Ils allèguent que la commission prélevée sur les transactions par cartes bancaires est abusive et déposent une demande d’action collective

Marc Tison
Marc Tison La Presse

Un chauffeur de taxi de Montréal a déposé une demande d’action collective contre Placements St-Jérôme au nom des chauffeurs de Taxi Diamond, Taxi Hochelaga, Taxi Central Belœil, Taxi-Charge, Téo Taxi et Veteran’s Taxi, dont l’entreprise est propriétaire.

Placements St-Jérôme est un holding personnel détenu par Pierre Karl Péladeau.

Les requérants allèguent que l’entreprise a prélevé des commissions abusives sur les paiements effectués par cartes bancaires et coupons d’entreprises.

La demande d’autorisation, qui touche plus de 1700 chauffeurs, a été déposée le 1er février en Cour supérieure par MJoey Zukran, du cabinet LPC Avocat.

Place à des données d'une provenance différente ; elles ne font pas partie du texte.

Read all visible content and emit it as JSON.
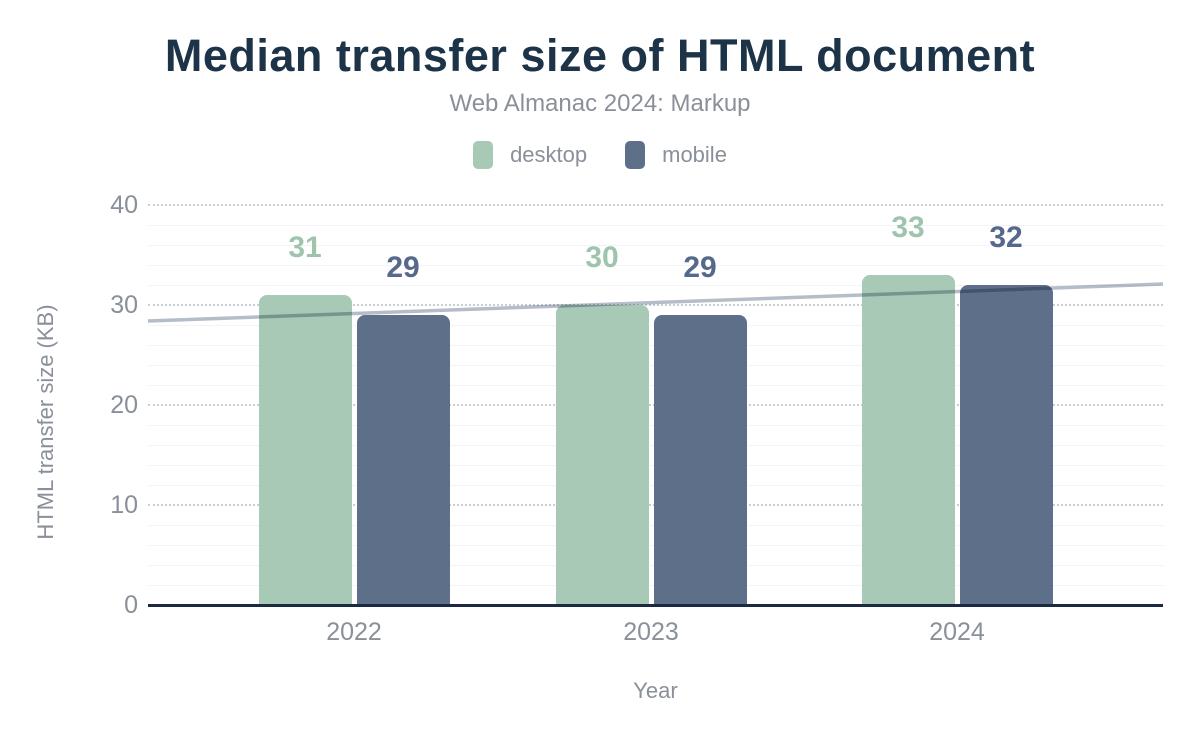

« Plusieurs chauffeurs de taxi ont contacté notre bureau pour cette cause, a-t-il indiqué. Ils avaient peur de mettre leur nom sur la requête, mais heureusement, il y a eu un chauffeur qui a eu le courage de le faire. »

Le requérant, Arieh Perecowicz, est un chauffeur de plus de 20 ans d’expérience qui travaillait jusqu’à récemment pour Taxi Diamond et Veteran’s Taxi.

Une marge bénéficiaire de 6440 %

Selon la requête, ces sociétés de taxi prélèvent une commission de 4,8 % à 6,0 % plus taxes sur tous les paiements effectués avec cartes de débit, cartes de crédit et bons d’entreprises, afin d’en couvrir les frais.

Aucune commission n’est prélevée sur les paiements comptants.

Les frais réels sont d’environ 0,05 $ par transaction avec carte de débit, et d’un maximum de 2,65 % pour les paiements avec carte de crédit, ont montré les recherches de l’avocat.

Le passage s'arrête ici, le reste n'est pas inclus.